Recientemente, en Chile, algunos diputados han buscado el cambio del lema del escudo nacional y convencionales han propuesto la eliminación del pabellón y canción nacionales, pues la nueva constitución sería un momento de “refundación” en el que aquellos símbolos deberían ser retirados de la memoria del país por pertenecer a un período de la historia que agravia a quienes buscan su reformulación basada en tradiciones culturales que mejor representarían la mixtura mestiza de la mayoría de sus habitantes.

Es decir, asistimos a una suerte de zambullida profunda en el subconsciente y orígenes de la nacionalidad e identidad cultural hispanoamericana que, como buscando encarar el violento trauma de nacimiento de un continente que, a estas alturas, empero, combina ya filum genéticos de casi el conjunto de la especie, en sus inicios, la invasión masculina europea deterioró aquella femenina alma precolombina previa y avergonzó a esos miles de hijos de europeos e indias que Sonia Montecinos retrató tan bien en su libro “Madres y Huachos”, y que hicieron olvidar lenguas, tradiciones, cultura y conocimientos de pueblos y civilizaciones que habitaban el continente hace 500 años.
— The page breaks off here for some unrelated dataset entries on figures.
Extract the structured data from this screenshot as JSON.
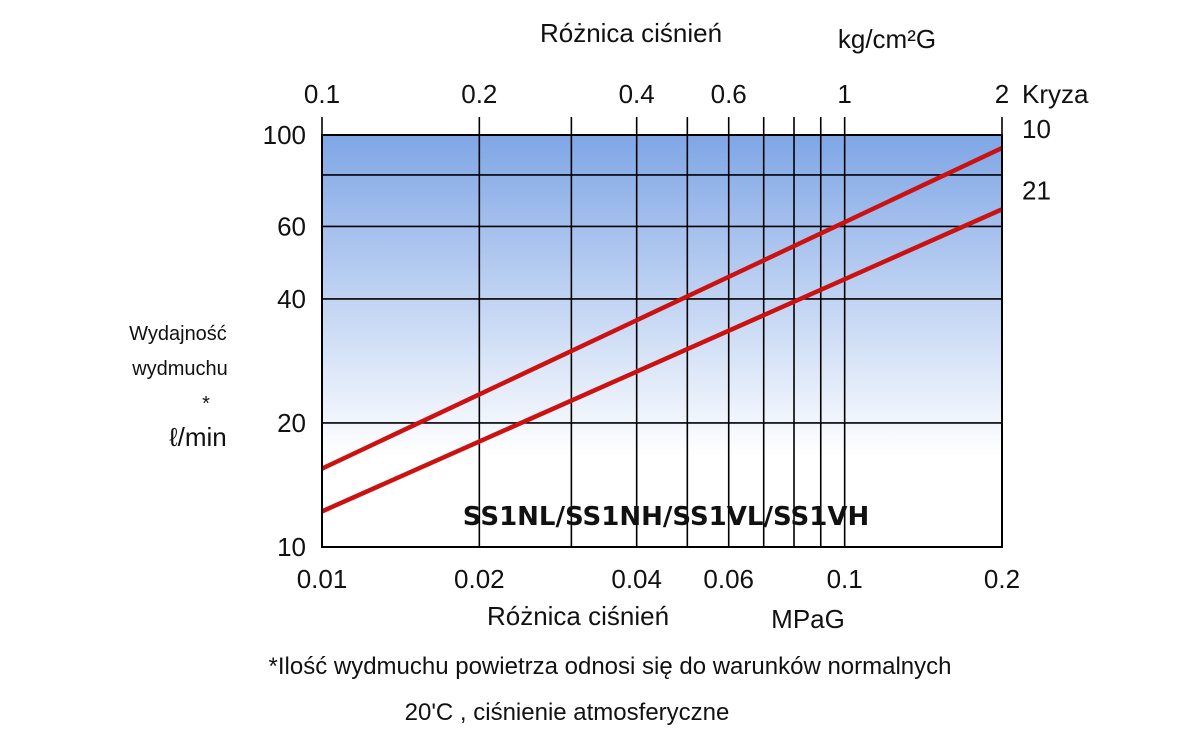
{
  "chart_data": {
    "type": "line",
    "x_scale": "log",
    "y_scale": "log",
    "xlim": [
      0.01,
      0.2
    ],
    "ylim": [
      10,
      100
    ],
    "grid": true,
    "top_axis": {
      "title": "Różnica ciśnień",
      "unit": "kg/cm²G",
      "ticks": [
        {
          "label": "0.1",
          "value": 0.1
        },
        {
          "label": "0.2",
          "value": 0.2
        },
        {
          "label": "0.4",
          "value": 0.4
        },
        {
          "label": "0.6",
          "value": 0.6
        },
        {
          "label": "1",
          "value": 1
        },
        {
          "label": "2",
          "value": 2
        }
      ],
      "minor_values": [
        0.3,
        0.5,
        0.7,
        0.8,
        0.9
      ]
    },
    "bottom_axis": {
      "title": "Różnica ciśnień",
      "unit": "MPaG",
      "ticks": [
        {
          "label": "0.01",
          "value": 0.01
        },
        {
          "label": "0.02",
          "value": 0.02
        },
        {
          "label": "0.04",
          "value": 0.04
        },
        {
          "label": "0.06",
          "value": 0.06
        },
        {
          "label": "0.1",
          "value": 0.1
        },
        {
          "label": "0.2",
          "value": 0.2
        }
      ],
      "minor_values": [
        0.03,
        0.05,
        0.07,
        0.08,
        0.09
      ]
    },
    "y_axis": {
      "label_lines": [
        "Wydajność",
        "wydmuchu",
        "*",
        "ℓ/min"
      ],
      "ticks": [
        {
          "label": "100",
          "value": 100
        },
        {
          "label": "60",
          "value": 60
        },
        {
          "label": "40",
          "value": 40
        },
        {
          "label": "20",
          "value": 20
        },
        {
          "label": "10",
          "value": 10
        }
      ],
      "minor_values": [
        80
      ]
    },
    "series_group_label": "Kryza",
    "series": [
      {
        "name": "10",
        "color": "#cc1111",
        "x": [
          0.01,
          0.2
        ],
        "y": [
          15.5,
          93
        ]
      },
      {
        "name": "21",
        "color": "#cc1111",
        "x": [
          0.01,
          0.2
        ],
        "y": [
          12.2,
          66
        ]
      }
    ],
    "annotation": "SS1NL/SS1NH/SS1VL/SS1VH",
    "footnote": {
      "line1": "*Ilość wydmuchu powietrza odnosi się do warunków normalnych",
      "line2": "20'C , ciśnienie atmosferyczne"
    },
    "colors": {
      "gradient_top": "#7fa6e6",
      "gradient_bottom": "#ffffff",
      "grid": "#000000",
      "series": "#cc1111"
    }
  }
}
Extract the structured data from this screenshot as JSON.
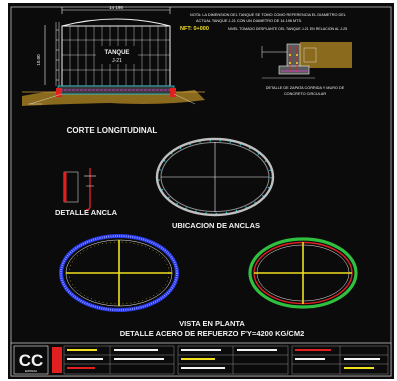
{
  "colors": {
    "background": "#0b0b0b",
    "border": "#bfbfbf",
    "white": "#f2f2f2",
    "yellow": "#f0e020",
    "red": "#e02020",
    "magenta": "#e040e0",
    "cyan": "#20c8d8",
    "green": "#30c040",
    "blue": "#2838e8",
    "orange": "#d0a040",
    "soil": "#8a6a1c",
    "gray": "#8c8c8c"
  },
  "notes": {
    "line1": "NOTA: LA DIMENSION DEL TANQUE SE TOMO COMO REFERENCIA EL DIAMETRO DEL",
    "line2": "ACTUAL TANQUE J-21 CON UN DIAMETRO DE 14.196 MTS.",
    "nft_label": "NFT: 0+000",
    "nft_text": "NIVEL TOMADO DESPLANTE DEL TANQUE J-21 EN RELACION AL J-25"
  },
  "tank": {
    "label_line1": "TANQUE",
    "label_line2": "J-21",
    "dim_top": "14 196",
    "dim_side": "10.00"
  },
  "titles": {
    "corte": "CORTE LONGITUDINAL",
    "detalle_zapata_line1": "DETALLE DE ZAPATA CORRIDA Y MURO DE",
    "detalle_zapata_line2": "CONCRETO CIRCULAR",
    "detalle_ancla": "DETALLE ANCLA",
    "ubicacion": "UBICACION DE ANCLAS",
    "vista_planta": "VISTA EN PLANTA",
    "detalle_acero": "DETALLE ACERO DE REFUERZO F'Y=4200 KG/CM2"
  },
  "title_block": {
    "logo_text": "CC",
    "logo_caption": "EMPRESA"
  }
}
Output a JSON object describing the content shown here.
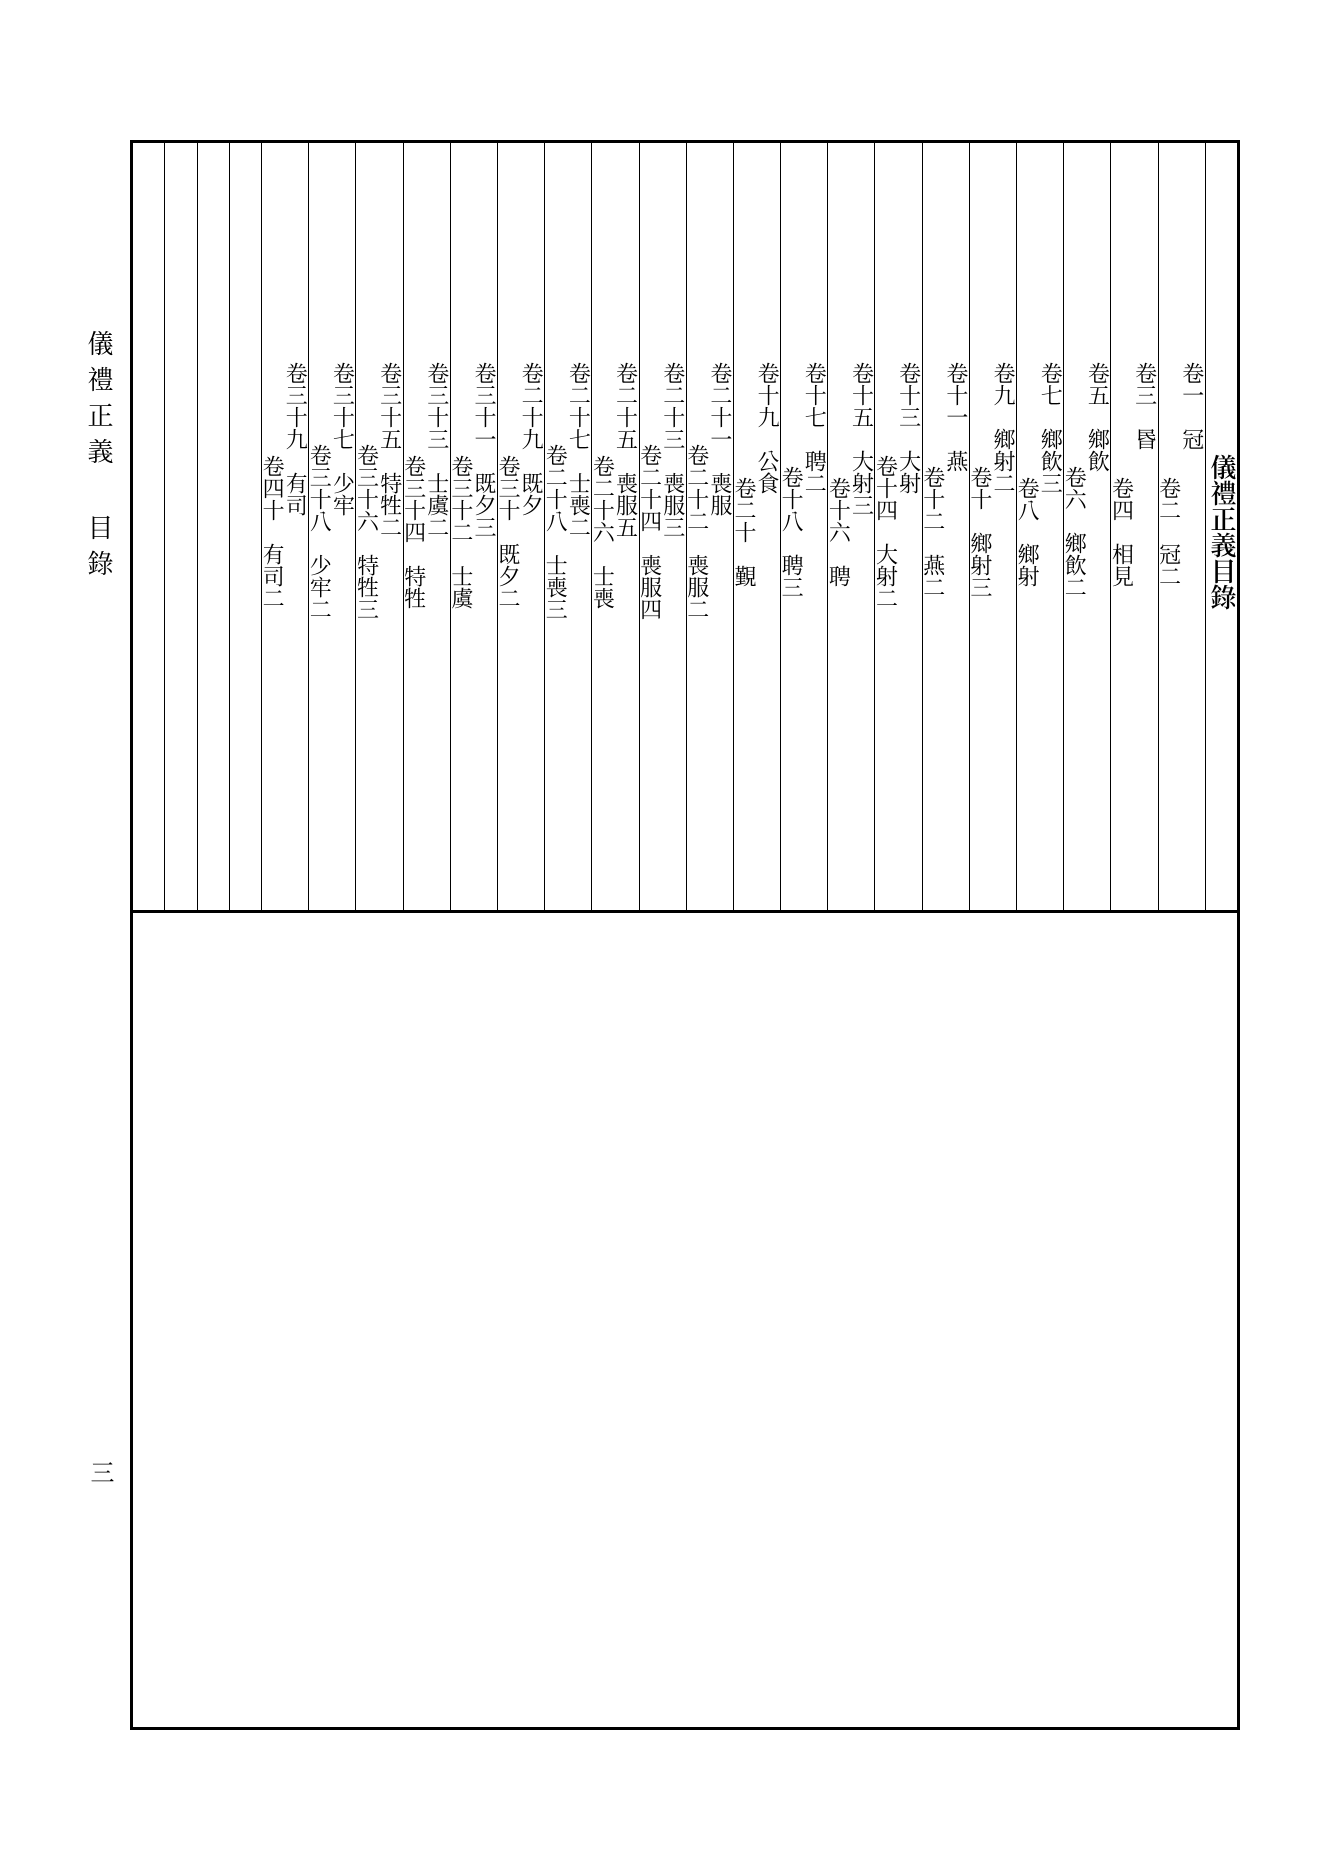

Más allá de la discusión cultural, del real aporte de los modelos de organización política precolombinos y de una perspectiva biológica que, mediante la investigación genética de la población nacional y americana seguramente demostraría la cuasi inexistencia de aquellas etnias originarias específicas y la vigencia masiva de un tipo genómico multiracial extendido, habría que concluir que la actual emergencia parece más bien un proceso motivado por las libertades que otorga la democracia y que ha permitido reelaborar miradas que afinquen ciertas seguridades ontológicas en un entorno que se admite caótico, como consecuencia del afloramiento de tantas y diversas maneras de vivir y convivir y que posibilitan la utilización política de dichos relatos originarios con propósitos muy modernos.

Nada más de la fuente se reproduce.